Sorri, ainda com um restinho de mágoa entre os dentes.
— Publicitária. Em Madri. Trabalhava numa agência criativa. Cuidava de clientes grandes. Mas... sei lá. Me sentia pequena demais lá dentro.
— Bem-vinda ao clube dos que resolveram se encontrar longe de casa. — Sky levantou a caneca. — Brindemos ao caos.
Eu brindei de leve. Porque, no fundo, eu sabia que o caos já era íntimo meu fazia tempo.
O mercado da esquina ficava numa ruazinha com lojinhas de artesanato, café com mesas na calçada e um vendedor de flores que me sorriu com todos os dentes do mundo. Sky parecia conhecer metade da vizinhança.
— Essa é Sofia, minha nova roomie maravilhosa! — ela dizia, puxando conversa com a senhora da padaria, o dono da quitanda, a menina da banca de revistas.
Sorrir tanto em uma manhã parecia um esporte olímpico, e eu estava fora de forma.
— Você sempre foi assim? — perguntei quando saímos com as sacolas cheias de frutas e pão.
— Assim como?
— Brilhando tanto que parece que o sol tem ciúmes.
Ela gargalhou alto, jogando a cabeça pra trás.
— Meu Deus, eu amei isso. Posso colocar na bio do Instagram?
Dei risada também, pela primeira vez em muitos dias.
— Sério, você não tem dias ruins?
— Claro que tenho. Mas prefiro não deixar eles dirigirem a minha vida. Eles podem sentar no banco de trás, no máximo.

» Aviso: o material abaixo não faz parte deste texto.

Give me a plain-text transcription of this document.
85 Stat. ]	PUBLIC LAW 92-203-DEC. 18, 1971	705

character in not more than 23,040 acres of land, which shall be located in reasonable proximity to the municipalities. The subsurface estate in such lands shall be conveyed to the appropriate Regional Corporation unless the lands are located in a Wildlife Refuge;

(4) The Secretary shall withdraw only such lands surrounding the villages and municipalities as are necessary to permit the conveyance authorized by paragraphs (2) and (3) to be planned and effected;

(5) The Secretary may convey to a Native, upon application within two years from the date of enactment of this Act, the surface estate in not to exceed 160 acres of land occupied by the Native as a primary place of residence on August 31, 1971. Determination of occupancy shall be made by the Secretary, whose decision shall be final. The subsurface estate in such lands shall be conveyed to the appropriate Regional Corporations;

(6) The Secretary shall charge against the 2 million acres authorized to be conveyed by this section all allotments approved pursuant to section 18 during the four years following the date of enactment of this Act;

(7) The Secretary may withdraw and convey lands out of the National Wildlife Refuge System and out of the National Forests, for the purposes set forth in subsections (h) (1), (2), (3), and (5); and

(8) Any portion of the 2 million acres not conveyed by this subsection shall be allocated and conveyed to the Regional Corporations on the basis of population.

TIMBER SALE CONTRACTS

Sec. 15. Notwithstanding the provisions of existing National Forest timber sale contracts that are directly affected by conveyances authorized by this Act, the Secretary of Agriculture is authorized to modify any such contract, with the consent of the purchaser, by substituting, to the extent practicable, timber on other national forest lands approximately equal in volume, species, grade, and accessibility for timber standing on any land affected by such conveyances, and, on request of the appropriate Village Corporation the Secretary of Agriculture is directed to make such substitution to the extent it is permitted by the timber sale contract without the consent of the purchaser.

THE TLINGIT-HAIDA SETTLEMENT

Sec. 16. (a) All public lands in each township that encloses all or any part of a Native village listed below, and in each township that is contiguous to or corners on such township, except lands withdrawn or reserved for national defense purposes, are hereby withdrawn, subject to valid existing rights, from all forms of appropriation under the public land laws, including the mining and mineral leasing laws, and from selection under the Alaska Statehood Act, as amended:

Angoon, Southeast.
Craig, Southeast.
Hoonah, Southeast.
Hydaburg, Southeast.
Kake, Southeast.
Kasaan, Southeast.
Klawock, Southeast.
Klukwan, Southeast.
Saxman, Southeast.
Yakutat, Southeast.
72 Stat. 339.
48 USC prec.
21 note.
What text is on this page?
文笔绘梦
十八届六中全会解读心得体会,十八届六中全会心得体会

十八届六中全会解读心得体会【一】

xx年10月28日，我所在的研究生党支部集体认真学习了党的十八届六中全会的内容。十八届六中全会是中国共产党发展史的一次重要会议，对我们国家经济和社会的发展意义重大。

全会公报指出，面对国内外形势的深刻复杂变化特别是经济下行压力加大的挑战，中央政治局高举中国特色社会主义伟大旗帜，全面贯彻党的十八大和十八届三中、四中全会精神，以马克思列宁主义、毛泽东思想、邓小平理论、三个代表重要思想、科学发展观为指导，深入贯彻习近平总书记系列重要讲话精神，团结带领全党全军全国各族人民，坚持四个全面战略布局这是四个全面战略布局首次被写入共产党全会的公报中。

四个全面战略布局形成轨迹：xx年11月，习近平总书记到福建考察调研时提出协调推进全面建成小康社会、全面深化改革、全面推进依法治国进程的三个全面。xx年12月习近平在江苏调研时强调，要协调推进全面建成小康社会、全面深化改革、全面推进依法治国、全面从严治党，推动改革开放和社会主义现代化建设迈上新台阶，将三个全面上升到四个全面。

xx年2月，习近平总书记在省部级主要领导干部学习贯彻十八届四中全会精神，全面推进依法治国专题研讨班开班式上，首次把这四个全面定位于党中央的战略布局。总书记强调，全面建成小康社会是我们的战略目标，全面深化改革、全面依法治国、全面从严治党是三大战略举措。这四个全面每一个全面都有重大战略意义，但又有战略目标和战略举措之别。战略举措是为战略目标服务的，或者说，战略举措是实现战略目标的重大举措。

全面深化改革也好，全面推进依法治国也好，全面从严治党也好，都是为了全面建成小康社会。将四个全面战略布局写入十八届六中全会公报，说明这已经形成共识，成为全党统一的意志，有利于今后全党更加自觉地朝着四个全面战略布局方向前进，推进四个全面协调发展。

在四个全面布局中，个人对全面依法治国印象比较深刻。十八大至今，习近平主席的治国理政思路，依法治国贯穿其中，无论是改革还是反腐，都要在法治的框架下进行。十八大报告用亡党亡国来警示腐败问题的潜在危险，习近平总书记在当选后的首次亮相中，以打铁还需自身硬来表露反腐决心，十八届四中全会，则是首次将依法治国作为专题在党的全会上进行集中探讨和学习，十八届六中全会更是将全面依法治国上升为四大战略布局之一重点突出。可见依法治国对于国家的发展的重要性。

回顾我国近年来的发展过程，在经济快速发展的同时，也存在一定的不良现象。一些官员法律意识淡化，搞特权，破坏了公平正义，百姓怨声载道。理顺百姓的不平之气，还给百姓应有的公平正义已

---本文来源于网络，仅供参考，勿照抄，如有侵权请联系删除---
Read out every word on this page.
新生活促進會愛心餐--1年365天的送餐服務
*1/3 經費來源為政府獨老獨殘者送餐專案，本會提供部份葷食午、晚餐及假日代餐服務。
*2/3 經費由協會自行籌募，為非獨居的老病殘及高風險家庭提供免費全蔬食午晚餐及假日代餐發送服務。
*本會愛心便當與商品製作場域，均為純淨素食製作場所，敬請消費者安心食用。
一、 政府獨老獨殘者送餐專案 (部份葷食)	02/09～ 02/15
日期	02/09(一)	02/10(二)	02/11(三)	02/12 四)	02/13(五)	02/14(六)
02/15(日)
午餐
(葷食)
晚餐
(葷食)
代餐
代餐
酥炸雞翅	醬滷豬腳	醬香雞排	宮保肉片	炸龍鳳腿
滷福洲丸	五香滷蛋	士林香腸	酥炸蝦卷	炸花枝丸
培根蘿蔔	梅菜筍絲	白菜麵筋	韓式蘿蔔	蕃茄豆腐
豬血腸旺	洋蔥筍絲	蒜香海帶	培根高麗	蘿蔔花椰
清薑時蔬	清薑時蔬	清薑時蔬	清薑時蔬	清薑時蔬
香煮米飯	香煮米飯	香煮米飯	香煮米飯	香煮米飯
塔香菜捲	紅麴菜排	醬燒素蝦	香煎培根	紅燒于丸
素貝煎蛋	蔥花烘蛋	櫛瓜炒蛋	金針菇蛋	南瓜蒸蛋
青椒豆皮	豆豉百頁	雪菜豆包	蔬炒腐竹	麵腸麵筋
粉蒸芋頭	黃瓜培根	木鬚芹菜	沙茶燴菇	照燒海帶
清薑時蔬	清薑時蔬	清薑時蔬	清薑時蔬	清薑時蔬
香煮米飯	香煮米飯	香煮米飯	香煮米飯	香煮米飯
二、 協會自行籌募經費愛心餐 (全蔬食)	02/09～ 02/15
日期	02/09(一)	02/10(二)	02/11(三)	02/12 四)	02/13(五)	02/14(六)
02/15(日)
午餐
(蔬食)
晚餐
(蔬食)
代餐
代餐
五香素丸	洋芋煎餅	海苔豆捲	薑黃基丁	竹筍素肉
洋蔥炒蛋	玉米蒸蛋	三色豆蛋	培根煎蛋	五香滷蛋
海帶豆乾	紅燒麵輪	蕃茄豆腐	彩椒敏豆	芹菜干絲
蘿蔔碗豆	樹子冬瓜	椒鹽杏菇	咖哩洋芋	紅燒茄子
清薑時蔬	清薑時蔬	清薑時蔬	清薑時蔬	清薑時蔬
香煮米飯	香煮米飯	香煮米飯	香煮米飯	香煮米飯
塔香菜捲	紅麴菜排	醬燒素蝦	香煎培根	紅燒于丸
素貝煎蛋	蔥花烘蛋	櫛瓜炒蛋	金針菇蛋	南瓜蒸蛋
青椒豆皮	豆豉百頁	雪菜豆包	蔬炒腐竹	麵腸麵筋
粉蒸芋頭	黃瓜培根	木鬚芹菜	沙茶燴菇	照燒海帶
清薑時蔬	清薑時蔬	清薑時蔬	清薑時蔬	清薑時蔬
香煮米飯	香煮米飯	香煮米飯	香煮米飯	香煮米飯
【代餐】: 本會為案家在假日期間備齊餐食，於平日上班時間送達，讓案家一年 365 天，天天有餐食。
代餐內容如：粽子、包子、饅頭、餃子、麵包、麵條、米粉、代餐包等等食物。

Sky era um furacão ensolarado. E eu ainda era só uma poeira tentando se reorganizar.
Mas, por algum motivo, estar ali com ela, no meio de uma rua colorida da Cidade do Cabo, fez com que meu peito doesse menos. Como se a vida, mesmo ainda bagunçada, tivesse voltado a respirar.
Quando chegamos na Casa 43, Leo estava na sala, com um notebook no colo e fones enormes cobrindo as orelhas. Um gato preto dormia ao lado dele — não sabíamos de onde vinha o gato, mas ele aparecia todos os dias às dez da manhã e ia embora às cinco. Beyoncé ignorava solenemente sua presença.
— Bom dia Leo — falei baixo demais.
— Quer ver uma mágica? — Sky pegou uma fatia do pão de banana e acenou. — Leo! Tem mais disso aqui!
Leo tirou um dos fones e olhou em nossa direção. Um aceno mínimo, um "obrigado" murmurando, e ele já estava de volta pro mundo dos cálculos e números que só ele entendia.
— Oi, Sofia — ele disse, sem levantar os olhos. — Bem-vinda de novo.
— Obrigada.
E era isso. Sem perguntas, sem julgamentos. Só uma recepção simples, como se eu já fizesse parte de algo.
Naquela noite, sentada na varanda com uma taça de vinho branco que Sky dividiu comigo, olhei para o céu da África e tentei lembrar como era viver sem dor no peito. Não doía tanto ali. Talvez o fuso estivesse embaralhando minha percepção... ou talvez fosse mesmo essa casa.
A Casa 43 tinha cheiro de pão quente, risadas altas e uma golden retriever que parecia entender a alma da gente.
Era só o começo. Mas, por algum motivo, me parecia um começo certo.